Wednesday, December 06, 2017

Kiosks and the Uncertain Future

I used an ordering kiosk at McDonald's for the first time last weekend.

The woman who normally takes orders badgered me into trying it, seemingly not understanding that the device she is promoting will be taking her job away.

McDonald's denies this, of course. They claim that automating one of the primary things they pay people to do will not reduce the number of people they need.

Seriously, they say this with an absolutely straight face.

Somewhere in Nevada, in an underground bunker, McDonald's has a lab that is testing fully automated food production and delivery.

Okay, not exactly--it's probably not in Nevada, and it may be above ground--but you know they're working on this. A fully automated McDonald's, and if anything breaks, the one guy on staff just 3D-prints a replacement part and off we go.

People as labor are inconvenient and messy and have lives to work around. Robots don't. Game over.

Remember how I wrote a few months back that the next level of automation, after all the minimum wage employees got fired, was going to be middle management? Well, lookie here:
Nordea Bank Chief: Robots Can Help Us Fire Legions of My Fellow Bankers.

Excerpt: Nordea Bank AB CEO Casper von Koskull, who is already trimming some 6,000 jobs as part of a machine-driven approach to banking, thinks that computers and algorithms can severely thin the ranks of banking management.

“You need to ask the question, what value is the human adding, and how does that affect pay?” Koskull told Bloomberg in an interview on Tuesday, rattling off sectors including personal, investment, and corporate banking, liquidity management, and foreign exchange ripe for a haircut.

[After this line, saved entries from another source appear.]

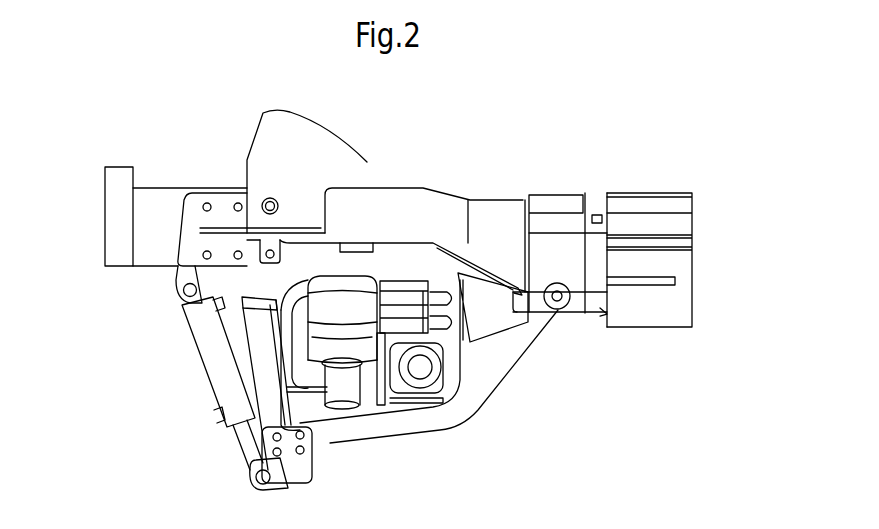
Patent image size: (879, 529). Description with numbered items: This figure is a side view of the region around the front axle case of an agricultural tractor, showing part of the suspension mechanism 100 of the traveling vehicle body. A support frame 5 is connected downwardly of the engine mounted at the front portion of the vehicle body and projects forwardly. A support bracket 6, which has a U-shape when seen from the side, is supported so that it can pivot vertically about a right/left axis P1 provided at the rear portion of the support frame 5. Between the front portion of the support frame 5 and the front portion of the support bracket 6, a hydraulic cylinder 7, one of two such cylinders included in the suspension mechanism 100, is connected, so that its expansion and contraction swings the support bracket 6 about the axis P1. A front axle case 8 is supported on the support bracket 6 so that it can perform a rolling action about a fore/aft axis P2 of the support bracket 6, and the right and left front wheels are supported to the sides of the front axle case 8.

The suspension mechanism 100 is at (192, 433).
The support frame 5 is at (443, 203).
The support bracket 6 is at (472, 408).
The hydraulic cylinder 7 is at (207, 355).
The front axle case 8 is at (350, 285).
The right/left axis P1 is at (563, 310).
The fore/aft axis P2 is at (262, 333).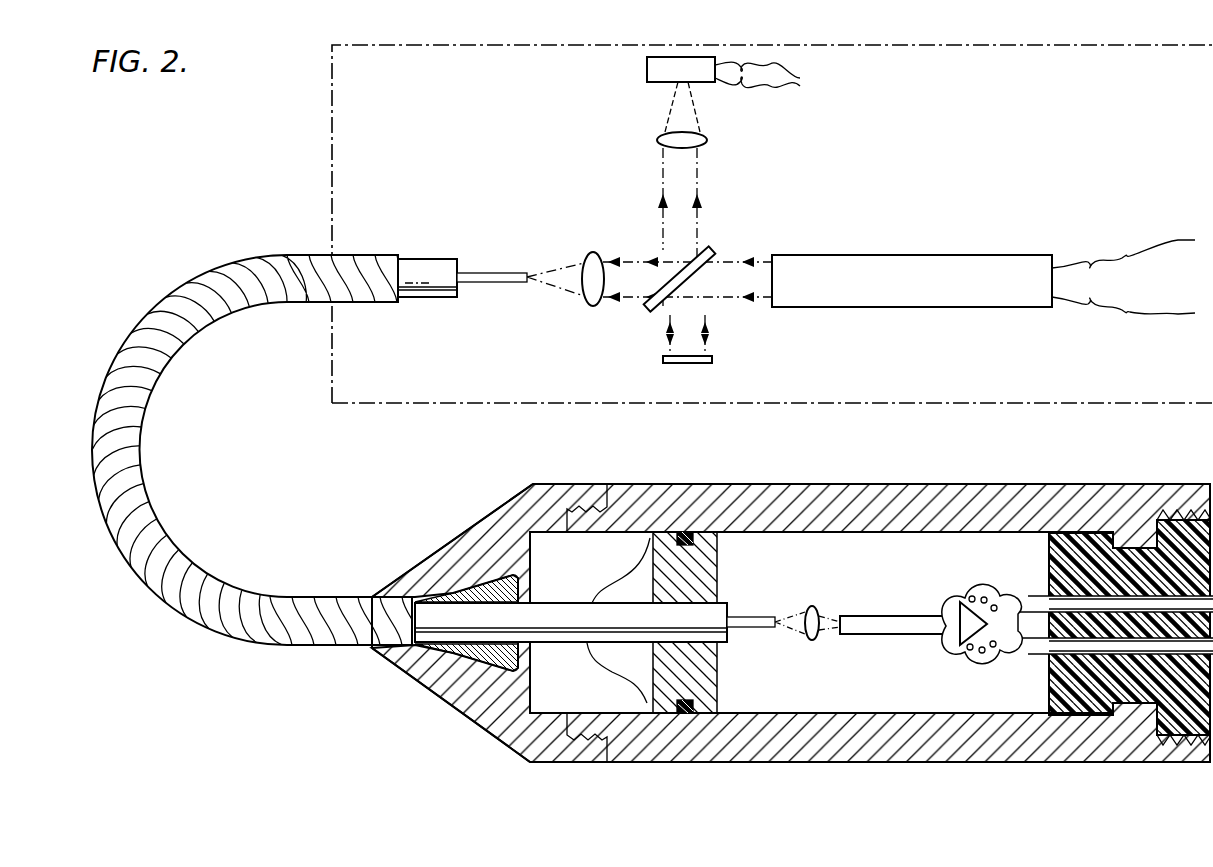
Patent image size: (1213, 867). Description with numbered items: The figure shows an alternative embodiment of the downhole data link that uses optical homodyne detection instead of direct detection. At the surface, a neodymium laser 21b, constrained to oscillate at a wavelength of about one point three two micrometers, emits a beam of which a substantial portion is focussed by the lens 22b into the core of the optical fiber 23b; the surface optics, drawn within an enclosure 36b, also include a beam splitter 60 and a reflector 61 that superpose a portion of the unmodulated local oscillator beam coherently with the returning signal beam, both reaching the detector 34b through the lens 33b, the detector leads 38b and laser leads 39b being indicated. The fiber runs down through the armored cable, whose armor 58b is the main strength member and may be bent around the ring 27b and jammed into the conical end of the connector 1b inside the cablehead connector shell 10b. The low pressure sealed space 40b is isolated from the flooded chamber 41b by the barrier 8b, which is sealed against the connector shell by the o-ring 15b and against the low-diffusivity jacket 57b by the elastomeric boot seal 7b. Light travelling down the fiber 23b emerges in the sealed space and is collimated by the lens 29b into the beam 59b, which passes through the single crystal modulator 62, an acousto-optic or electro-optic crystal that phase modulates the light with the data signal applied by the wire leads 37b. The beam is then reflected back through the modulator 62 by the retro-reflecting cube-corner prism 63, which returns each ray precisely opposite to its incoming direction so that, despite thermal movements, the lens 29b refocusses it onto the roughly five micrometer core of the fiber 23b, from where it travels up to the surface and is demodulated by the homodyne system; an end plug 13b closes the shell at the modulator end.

The connector 1b is at (507, 732).
The boot seal 7b is at (643, 692).
The barrier 8b is at (719, 677).
The connector shell 10b is at (958, 752).
The end plug connector 13b is at (1050, 682).
The o-ring 15b is at (686, 538).
The neodymium laser 21b is at (897, 255).
The lens 22b is at (592, 254).
The optical fiber 23b is at (498, 283).
The ring 27b is at (503, 657).
The lens 29b is at (812, 642).
The lens 33b is at (708, 143).
The detector 34b is at (651, 70).
The surface unit enclosure 36b is at (342, 177).
The wire leads 37b is at (983, 662).
The detector leads 38b is at (800, 79).
The laser power leads 39b is at (1163, 310).
The sealed space 40b is at (905, 700).
The flooded chamber 41b is at (597, 698).
The low-diffusivity jacket 57b is at (436, 300).
The armor 58b is at (349, 303).
The beam 59b is at (833, 642).
The beam splitter 60 is at (651, 312).
The reflector 61 is at (714, 358).
The single crystal modulator 62 is at (878, 616).
The retro-reflecting cube-corner prism 63 is at (986, 606).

“The ones who are mostly hit are middle to higher-level management, because those layers aren’t needed, or shouldn’t be,” he added.

Look, I don't normally plant a stake in the ground on non-gaming stuff, but I'm going to plant one now. Where we're headed, a small subset of people will make an incredible amount of money. For everyone else, there will be collapse, and the United States is uniquely ill-equipped to handle that scenario in any kind of equitable manner. 

I, for one, will not welcome our new kiosk overlords.